Dr. Wooden placed a firm hand on Jesse’s shoulder. The lawyer understood the gesture. Once again, a sudden slice of the nightmares that haunted his nights had lit up his mind like a flare. There had been this hill, a small hill near the Laotian border. He leaned back and closed his eyes for a moment to compose himself. The holographic image that had invaded his thoughts slowly dissipated.

“What you might want, Bernard,” continued Jesse in a stern but controlled voice, “and what you ask for are irrelevant here. In fact, you are irrelevant. Do you understand that? It’s not my job to help you or to care about your sorry ass. It’s not my job to worry about what you want. I can’t waste my time with menial garbage. My job is to try and beat this case. You’ve done your job, Bernard, and you’ve done it to the best of your very limited ability. You’ve succeeded in being arrested and charged with a hideous crime.”

“Irrelevant!” screamed Bernard. “Irrelevant? Whatever in hell that goddamn word means! You must’ve learned that big word in some white university on one of them affirmative-action scholarships that I couldn’t never get. You sure as hell didn’t learn to talk like a white man at no spic university.”

“Bernard, you couldn’t get a scholarship to pet obedience school. You certainly must enjoy being wrong,” said Jesse with a grin, “because you do it so often and so very well. As a matter of fact I went to a spic university. You’ve heard of Brown University, haven’t you? Everybody there is brown-skinned, the whole student body and faculty are as brown as mocha java. Even the buildings are brown. The school is named after Osawatomie John Brown and James Brown, the godfather of soul, the famous Brown brothers.”
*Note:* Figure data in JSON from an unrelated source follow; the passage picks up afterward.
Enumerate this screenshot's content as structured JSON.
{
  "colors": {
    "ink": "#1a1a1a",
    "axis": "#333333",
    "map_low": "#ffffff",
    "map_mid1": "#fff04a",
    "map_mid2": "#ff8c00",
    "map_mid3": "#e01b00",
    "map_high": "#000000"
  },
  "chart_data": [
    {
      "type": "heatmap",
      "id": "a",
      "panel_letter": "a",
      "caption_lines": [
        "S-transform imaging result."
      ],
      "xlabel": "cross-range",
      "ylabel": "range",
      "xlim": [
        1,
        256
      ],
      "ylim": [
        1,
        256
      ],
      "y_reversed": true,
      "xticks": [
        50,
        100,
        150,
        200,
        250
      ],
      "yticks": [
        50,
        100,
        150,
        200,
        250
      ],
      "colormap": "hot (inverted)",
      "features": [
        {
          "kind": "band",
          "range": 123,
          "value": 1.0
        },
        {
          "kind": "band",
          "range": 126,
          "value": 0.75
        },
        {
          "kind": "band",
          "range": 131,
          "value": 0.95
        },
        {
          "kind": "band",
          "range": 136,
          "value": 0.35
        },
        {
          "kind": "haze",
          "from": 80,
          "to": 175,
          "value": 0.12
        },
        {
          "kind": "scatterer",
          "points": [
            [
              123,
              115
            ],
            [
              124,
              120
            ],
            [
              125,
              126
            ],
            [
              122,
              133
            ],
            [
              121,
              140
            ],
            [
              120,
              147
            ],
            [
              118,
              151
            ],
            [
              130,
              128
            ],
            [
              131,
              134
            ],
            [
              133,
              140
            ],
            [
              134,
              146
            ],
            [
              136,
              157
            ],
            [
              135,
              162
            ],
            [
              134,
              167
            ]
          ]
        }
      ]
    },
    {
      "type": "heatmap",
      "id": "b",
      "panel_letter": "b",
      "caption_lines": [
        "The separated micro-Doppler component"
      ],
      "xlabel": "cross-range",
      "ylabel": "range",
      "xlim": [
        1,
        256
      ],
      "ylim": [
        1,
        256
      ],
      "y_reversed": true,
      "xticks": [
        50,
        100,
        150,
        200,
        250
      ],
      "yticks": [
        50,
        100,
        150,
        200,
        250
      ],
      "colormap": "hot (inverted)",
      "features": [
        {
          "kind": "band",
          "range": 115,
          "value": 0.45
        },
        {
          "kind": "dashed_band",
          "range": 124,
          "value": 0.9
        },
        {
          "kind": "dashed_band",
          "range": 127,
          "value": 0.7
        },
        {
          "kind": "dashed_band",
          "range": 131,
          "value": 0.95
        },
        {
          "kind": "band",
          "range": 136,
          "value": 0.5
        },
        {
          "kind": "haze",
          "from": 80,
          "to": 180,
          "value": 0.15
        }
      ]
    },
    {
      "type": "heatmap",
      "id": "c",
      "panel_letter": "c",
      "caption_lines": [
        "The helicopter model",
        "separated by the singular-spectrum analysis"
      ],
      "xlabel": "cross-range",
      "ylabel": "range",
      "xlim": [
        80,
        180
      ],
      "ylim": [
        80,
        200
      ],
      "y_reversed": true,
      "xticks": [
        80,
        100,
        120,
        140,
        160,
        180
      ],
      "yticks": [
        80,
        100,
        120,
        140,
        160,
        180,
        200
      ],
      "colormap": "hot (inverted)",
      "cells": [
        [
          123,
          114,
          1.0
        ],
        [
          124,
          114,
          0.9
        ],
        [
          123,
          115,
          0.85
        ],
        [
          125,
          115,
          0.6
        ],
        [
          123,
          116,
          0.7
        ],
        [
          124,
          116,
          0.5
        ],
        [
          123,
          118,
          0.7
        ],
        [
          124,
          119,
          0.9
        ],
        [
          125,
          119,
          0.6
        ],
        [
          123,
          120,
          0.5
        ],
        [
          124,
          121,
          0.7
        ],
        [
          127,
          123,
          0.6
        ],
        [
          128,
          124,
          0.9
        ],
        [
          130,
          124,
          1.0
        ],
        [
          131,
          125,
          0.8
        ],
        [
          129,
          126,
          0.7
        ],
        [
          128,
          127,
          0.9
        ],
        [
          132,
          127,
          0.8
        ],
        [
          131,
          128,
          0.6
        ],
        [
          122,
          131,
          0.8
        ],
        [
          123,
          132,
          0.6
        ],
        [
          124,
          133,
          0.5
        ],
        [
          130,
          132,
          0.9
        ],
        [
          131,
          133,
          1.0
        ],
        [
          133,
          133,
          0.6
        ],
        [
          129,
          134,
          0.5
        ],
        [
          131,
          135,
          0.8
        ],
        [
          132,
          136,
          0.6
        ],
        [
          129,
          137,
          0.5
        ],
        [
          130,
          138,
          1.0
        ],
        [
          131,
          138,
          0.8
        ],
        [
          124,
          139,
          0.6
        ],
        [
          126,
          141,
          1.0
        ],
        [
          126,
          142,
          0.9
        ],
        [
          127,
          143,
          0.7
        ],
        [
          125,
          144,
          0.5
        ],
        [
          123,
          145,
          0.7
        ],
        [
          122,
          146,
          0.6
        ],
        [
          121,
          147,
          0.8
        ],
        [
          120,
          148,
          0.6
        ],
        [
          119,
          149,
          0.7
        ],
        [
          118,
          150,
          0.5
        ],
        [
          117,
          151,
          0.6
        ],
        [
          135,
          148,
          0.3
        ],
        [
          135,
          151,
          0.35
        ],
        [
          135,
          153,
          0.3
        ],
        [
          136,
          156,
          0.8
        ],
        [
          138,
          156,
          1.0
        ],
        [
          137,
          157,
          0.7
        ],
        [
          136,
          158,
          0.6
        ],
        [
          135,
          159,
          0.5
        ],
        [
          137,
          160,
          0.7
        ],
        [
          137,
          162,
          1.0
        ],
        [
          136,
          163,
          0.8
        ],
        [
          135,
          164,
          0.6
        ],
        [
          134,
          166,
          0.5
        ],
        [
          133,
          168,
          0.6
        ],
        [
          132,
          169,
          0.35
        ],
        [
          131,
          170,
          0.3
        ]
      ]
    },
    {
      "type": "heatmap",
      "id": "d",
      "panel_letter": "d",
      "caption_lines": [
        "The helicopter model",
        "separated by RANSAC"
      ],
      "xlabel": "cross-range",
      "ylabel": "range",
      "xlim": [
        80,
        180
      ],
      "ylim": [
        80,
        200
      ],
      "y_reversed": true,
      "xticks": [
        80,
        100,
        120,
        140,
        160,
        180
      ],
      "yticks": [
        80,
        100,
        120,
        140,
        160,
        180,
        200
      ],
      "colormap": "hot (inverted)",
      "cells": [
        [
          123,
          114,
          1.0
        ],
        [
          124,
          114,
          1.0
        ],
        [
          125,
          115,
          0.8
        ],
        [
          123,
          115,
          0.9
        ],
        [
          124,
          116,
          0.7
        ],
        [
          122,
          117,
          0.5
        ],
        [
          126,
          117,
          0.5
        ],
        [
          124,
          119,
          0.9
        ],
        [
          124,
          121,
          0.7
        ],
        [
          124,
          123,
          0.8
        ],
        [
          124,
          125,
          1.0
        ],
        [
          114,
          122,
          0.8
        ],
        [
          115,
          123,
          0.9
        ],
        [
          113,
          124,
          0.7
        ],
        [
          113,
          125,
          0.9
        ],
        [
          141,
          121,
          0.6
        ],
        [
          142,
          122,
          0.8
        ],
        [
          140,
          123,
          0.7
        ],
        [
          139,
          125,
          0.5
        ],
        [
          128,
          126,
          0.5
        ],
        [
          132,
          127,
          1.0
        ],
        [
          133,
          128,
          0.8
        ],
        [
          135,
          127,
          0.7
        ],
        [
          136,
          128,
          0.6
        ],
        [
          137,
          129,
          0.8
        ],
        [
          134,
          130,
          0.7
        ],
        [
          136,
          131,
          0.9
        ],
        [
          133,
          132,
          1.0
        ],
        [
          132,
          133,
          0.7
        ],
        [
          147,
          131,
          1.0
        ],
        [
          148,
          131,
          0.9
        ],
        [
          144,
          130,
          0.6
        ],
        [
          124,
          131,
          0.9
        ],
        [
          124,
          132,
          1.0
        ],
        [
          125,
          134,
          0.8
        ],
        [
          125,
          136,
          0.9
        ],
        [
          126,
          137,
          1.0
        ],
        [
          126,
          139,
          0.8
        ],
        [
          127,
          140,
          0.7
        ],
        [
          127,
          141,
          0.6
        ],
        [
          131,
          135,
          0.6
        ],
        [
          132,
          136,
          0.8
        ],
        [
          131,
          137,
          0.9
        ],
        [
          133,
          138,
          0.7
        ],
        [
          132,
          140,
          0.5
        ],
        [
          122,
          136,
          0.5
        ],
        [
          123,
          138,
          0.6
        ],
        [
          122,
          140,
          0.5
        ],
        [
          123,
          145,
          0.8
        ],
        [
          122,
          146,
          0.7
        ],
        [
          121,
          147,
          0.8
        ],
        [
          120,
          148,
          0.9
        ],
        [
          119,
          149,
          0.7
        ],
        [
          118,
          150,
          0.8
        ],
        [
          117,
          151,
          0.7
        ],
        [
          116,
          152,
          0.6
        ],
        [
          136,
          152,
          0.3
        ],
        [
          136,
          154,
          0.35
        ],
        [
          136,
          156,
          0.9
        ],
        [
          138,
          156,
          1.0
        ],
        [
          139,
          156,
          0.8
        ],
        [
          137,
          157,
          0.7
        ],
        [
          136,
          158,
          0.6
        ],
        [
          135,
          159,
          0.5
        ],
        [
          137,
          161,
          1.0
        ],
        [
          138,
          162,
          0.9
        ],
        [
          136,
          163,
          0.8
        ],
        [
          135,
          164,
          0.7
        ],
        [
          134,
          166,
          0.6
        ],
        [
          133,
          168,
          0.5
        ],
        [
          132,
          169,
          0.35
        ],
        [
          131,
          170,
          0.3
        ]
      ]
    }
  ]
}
Now Jesse sat nose to nose with the supreme being.

“After a couple of wonderful years at Brown,” continued Jesse, “I went down to Rice University in I Houston. It’s a school dedicated to the rice-growing regions of Asia and the Southern United States. A lot of Chinese and Thai students go there. But you must’ve known that!”

“Gook school,” muttered Bernard.

“Then I went to Morris Brown, a Jewish-Mexican school where I got a master’s degree in shtik—humor from the Catskills, with a minor in Mexican cooking. Are you following all of this, Bernard? When I’m done you can fill me in on your progress toward a GED. For my law degree I went to Cisco College down in Texas. The Cisco Kid started that school after he and Pancho broke up the act and the television show went off the air. Duncan Reynaldo and Leo Carillo were two of my favorite professors.”